Descano called out Miyares during his victory speech Tuesday night for thinking “that his path to higher office is by undercutting reforms here in Fairfax County.” When a supporter in the crowd yelled back that Miyares is an “asshole,” Descano smiled wide and said, “He said it, not me.”

But the incumbents have also drawn fire from their left. Descano, for instance, announced his office would no longer seek cash bail, though local public defenders later denounced his office for objecting to pretrial releases during the pandemic. The county’s lead public defender told The Appeal at the time, “While there may be a person at the top who suggests that there is a policy in place, it’s not actually being implemented in the courtroom.” 

Haywood also singled out Biberaj as falling short of his hopes. “Buta has actually ticked off most people who are actually criminal justice reform advocates,” he said. “She nevertheless kept holding herself out as a criminal justice reformer, progressive type.” He cautioned that there are “massive ideological differences” among the trio that won on Tuesday.

In separate interviews with Bolts this month, Descano and Dehghani-Tafti said their ability to carry out greater reforms has been hampered at every turn by uncooperative partners in law enforcement and in court. They also said that they’ve faced internal resistance from line prosecutors in their own offices who resisted their policies. Josh Katcher, the losing candidate in Arlington County, was a former employee of Dehghani-Tafti’s office. 

Now, Tuesday’s winners exit the primaries emboldened. “The idea of reform has really taken root,” Dehghani-Tafti said. “The idea that we should be doing treatment and taking the approach of creating diversion and rehabilitative programs have taken root.”

These three elections were the only contested Democratic primaries for prosecutor anywhere in Virginia on Tuesday. All counties are electing their commonwealth’s attorney this year.

Descano and Dehghani-Tafti will have no Republican opponents in November. Descano represents Fairfax County, the state’s most populous county with more than one million Virginians, as well as adjacent Fairfax City.

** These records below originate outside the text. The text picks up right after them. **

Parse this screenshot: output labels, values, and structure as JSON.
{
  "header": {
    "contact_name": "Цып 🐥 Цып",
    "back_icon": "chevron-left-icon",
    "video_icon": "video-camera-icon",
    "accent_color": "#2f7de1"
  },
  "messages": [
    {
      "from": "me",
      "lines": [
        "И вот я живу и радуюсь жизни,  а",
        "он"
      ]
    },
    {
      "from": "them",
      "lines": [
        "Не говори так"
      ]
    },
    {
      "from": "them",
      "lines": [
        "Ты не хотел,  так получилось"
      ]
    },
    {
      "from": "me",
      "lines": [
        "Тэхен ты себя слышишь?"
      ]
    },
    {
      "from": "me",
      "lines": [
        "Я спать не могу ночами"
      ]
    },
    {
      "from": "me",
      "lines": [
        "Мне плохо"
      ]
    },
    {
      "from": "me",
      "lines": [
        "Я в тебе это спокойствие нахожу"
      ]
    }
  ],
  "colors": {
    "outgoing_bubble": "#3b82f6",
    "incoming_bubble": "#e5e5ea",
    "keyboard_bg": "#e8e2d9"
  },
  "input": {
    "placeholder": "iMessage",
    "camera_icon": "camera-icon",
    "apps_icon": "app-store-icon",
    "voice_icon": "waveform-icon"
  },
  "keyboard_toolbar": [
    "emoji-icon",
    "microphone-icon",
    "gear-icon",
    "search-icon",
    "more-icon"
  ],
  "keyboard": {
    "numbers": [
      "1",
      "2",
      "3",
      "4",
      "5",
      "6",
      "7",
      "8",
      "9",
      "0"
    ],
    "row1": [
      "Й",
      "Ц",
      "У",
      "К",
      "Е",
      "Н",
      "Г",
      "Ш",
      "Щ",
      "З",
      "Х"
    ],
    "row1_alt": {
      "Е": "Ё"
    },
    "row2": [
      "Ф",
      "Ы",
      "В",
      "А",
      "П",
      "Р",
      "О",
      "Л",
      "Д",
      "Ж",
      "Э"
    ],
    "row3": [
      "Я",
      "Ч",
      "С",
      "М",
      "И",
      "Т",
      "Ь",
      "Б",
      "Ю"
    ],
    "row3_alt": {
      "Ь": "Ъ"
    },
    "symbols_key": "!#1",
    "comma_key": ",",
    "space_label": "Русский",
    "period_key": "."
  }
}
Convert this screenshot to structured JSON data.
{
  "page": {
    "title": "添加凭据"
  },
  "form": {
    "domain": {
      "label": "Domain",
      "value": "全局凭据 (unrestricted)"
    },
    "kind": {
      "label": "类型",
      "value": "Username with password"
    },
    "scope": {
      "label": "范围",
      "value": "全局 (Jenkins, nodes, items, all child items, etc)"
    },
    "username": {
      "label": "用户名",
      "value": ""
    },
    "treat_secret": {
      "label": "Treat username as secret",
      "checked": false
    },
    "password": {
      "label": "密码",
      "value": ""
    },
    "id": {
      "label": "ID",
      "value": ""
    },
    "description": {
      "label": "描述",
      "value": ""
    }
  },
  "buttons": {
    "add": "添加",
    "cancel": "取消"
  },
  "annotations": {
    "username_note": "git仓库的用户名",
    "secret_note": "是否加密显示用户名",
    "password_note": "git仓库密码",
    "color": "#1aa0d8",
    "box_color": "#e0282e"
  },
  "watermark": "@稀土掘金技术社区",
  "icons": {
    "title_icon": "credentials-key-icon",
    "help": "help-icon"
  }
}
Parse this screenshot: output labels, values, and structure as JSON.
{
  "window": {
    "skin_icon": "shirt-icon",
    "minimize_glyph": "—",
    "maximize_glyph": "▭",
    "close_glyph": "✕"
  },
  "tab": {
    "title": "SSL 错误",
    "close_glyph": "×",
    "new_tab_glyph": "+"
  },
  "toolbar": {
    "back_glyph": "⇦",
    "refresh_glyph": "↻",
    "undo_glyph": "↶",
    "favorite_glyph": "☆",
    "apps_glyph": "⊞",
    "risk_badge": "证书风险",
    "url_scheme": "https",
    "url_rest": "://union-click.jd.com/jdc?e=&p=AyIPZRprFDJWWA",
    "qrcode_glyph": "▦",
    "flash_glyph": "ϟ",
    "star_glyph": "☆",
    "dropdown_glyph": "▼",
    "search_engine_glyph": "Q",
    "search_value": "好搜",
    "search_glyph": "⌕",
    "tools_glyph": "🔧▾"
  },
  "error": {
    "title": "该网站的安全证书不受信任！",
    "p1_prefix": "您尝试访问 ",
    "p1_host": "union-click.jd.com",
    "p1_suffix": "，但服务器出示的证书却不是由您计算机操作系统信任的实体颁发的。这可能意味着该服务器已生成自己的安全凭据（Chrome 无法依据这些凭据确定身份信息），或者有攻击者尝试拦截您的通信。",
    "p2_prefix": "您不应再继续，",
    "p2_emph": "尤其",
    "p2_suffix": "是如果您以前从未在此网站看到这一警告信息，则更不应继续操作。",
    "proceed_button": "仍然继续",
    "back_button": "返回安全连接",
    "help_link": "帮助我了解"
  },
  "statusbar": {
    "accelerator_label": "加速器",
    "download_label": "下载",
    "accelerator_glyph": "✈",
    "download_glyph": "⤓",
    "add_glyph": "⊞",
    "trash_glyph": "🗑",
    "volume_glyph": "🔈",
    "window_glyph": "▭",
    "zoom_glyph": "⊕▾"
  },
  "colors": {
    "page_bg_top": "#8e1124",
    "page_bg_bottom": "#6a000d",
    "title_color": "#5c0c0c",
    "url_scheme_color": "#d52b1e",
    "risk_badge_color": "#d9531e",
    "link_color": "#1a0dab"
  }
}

Besides Arlington County, Dehghani-Tafti’s district also covers the independent city of Falls Church.

In Loudoun County, which leans blue but is the least Democratic of the three counties, Biberaj will face Republican Bob Anderson, who served as the county’s commonwealth’s attorney from 1996 to 2003 and is starkly criticizing Biberaj’s tenure.

Notably absent from Tuesday’s electorates were scores of people with intimate understanding of crime and punishment. Governor Glenn Youngkin, a Republican, ended his predecessor’s policy of automatically restoring voting rights to people once they leave prison, effectively barring thousands of Virginia residents released in the past couple years from participating.

Erin Apgar, who lives in Fairfax County, said she has applied for voting rights after she was released from prison last year but has not heard back from the state. It’s “ridiculous,” she told Bolts, that she was locked out of voting on Tuesday—doubly so since sheriff and prosecutor races were on her local ballot. 

“It’s completely unfair and really creates a sense of discouragement,” Apgar said. “When you’re trying to turn your life around, and even if you have successfully turned your life around, you’re still unable to vote on things that are important.” 

She added, “The people that are most affected by criminal justice reform, or lack thereof—we’re the ones that are silenced.”